Tuesday, November 6, 2018

In Tribute to a Classic Character Actor: James Karen


The late James Karen (who left us on October 23 at age 94) was not a winner of major acting awards. But, especially in the post-Halloween season, he’s highly worthy of a salute. The Academy of Science Fiction, Fantasy & Horror Films nominated him for a Best Actor honor in 1986 for his role in The Return of the Living Dead. (A decade later, the group bestowed upon him its Life Career Award.) In 1991, he was a nominee for Fangoria’s prestigious Chainsaw Award for playing the evil Dr. Richard Meyerling in The Unborn.

I worked on The Unborn, when I was Roger Corman’s story editor at Concorde-New Horizons Pictures. It’s a creepfest of which I have always been guiltily fond, because it takes women’s all-too-natural fears about pregnancy to their most extreme conclusions. Among other things, The Unborn launched the career of Rodman Flender, a busy Hollywood TV director who may be better known today as Timothée Chalamet’s uncle. It was written by screenwriters Mike Ferris and John Brancato, who in those days concealed their identities behind the pen name Henry Dominic. It did not destroy the career of Brooke Adams, in the leading role of a woman with a major problem pregnancy, nor that of Lisa Kudrow, who played a small role early in her pre-Friends days.

 What really made The Unborn a success, though, was the ultra-creepy James Karen as an obstetrician who has more on his mind than delivering healthy newborns. (Yes, shades of Rosemary’s Baby – originality was never a prime Concorde virtue.) Karen was adept at walking the line between avuncular and sinister, and I marveled at his skill, to the point where I was a bit nervous when meeting him in an office hallway. Afterwards, though, I was excited to talk about our little chat when I went home for the day. My children—fans of the Math Net segment of the terrific kids’ math program, Square One—vividly remembered him as a sneering prosecutor trying to pin good-guy George Frankly to a robbery at the Next to the Last National Bank. (See below, about 25 minutes in.)

Karen was also a Broadway presence, usually as a standby or understudy for leading roles in plays like Albee’s Who’s Afraid of Virginia Woolf? and Pinter’s The Birthday Party. Always a lively presence onscreen, he was featured as Jane Fonda’s TV producer boss in The China Syndrome and as a realtor in Poltergeist. His most unusual appearance came in Film, an almost totally silent short movie from 1965, written and directed by Samuel Beckett and starring Karen’s longtime friend, screen legend Buster Keaton.

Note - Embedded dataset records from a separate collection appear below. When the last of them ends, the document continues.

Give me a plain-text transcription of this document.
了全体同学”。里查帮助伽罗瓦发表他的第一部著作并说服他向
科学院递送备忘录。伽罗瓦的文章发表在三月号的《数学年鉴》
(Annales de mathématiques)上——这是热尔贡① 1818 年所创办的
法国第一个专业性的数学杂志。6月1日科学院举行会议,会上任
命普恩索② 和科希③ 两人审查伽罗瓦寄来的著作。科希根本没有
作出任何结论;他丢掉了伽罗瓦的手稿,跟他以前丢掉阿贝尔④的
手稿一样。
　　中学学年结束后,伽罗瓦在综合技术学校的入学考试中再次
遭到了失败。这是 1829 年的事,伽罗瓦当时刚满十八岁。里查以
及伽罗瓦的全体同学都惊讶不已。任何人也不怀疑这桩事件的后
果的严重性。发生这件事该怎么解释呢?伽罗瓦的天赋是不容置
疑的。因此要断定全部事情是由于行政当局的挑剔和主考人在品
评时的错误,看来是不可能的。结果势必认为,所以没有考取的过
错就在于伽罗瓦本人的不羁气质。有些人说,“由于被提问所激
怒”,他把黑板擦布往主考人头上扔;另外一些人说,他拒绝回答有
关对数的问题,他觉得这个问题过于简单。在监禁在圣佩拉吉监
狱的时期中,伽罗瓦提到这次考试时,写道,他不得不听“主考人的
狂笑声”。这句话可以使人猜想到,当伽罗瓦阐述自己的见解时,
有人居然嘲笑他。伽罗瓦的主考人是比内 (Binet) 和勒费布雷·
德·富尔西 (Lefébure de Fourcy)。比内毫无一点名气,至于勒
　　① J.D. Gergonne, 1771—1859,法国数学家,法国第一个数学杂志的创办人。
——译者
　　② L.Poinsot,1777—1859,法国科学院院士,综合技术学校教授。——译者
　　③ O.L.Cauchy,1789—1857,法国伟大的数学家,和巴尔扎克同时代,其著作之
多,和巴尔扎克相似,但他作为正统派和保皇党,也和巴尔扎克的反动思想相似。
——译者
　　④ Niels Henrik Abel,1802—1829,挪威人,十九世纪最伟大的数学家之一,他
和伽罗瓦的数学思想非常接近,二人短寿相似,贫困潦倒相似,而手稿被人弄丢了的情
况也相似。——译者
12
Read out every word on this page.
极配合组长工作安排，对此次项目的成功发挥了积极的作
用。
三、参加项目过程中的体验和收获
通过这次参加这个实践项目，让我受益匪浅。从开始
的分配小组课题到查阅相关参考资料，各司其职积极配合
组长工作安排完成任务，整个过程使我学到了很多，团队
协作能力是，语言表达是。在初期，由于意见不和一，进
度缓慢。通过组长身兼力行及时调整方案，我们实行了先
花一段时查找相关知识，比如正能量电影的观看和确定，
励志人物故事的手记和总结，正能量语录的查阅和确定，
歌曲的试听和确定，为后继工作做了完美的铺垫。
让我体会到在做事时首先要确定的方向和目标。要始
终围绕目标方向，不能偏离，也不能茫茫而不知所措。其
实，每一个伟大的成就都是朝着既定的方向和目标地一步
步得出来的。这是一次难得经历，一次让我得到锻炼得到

Yet television watchers in the Northeast best remember Karen as a friendly supermarket pitchman in commercials for the Pathmark supermarket chain. He shilled for the company for 28 years, flying east every two weeks from his L.A. home to tape a batch of TV spots. His so-called Pathmark Man was a likable guy, but Karen ran into trouble when he appeared in the finale of the Little House on the Prairie series as a real estate tycoon who aims to take over the town of Walnut Grove. His scheming on that show so disturbed Pathmark customers that he found himself in trouble with Pathmark management.  It was only when he personally wrote to shoppers, reassuring them of his good intentions, that they accepted his continuing role as the store’s spokesman.

Jim Karen was a classic. His wife, my friend Alba Francesca, once told me he loved toys, the more intricate the better. I only know that audiences—and the camera—loved him. May he rest in peace.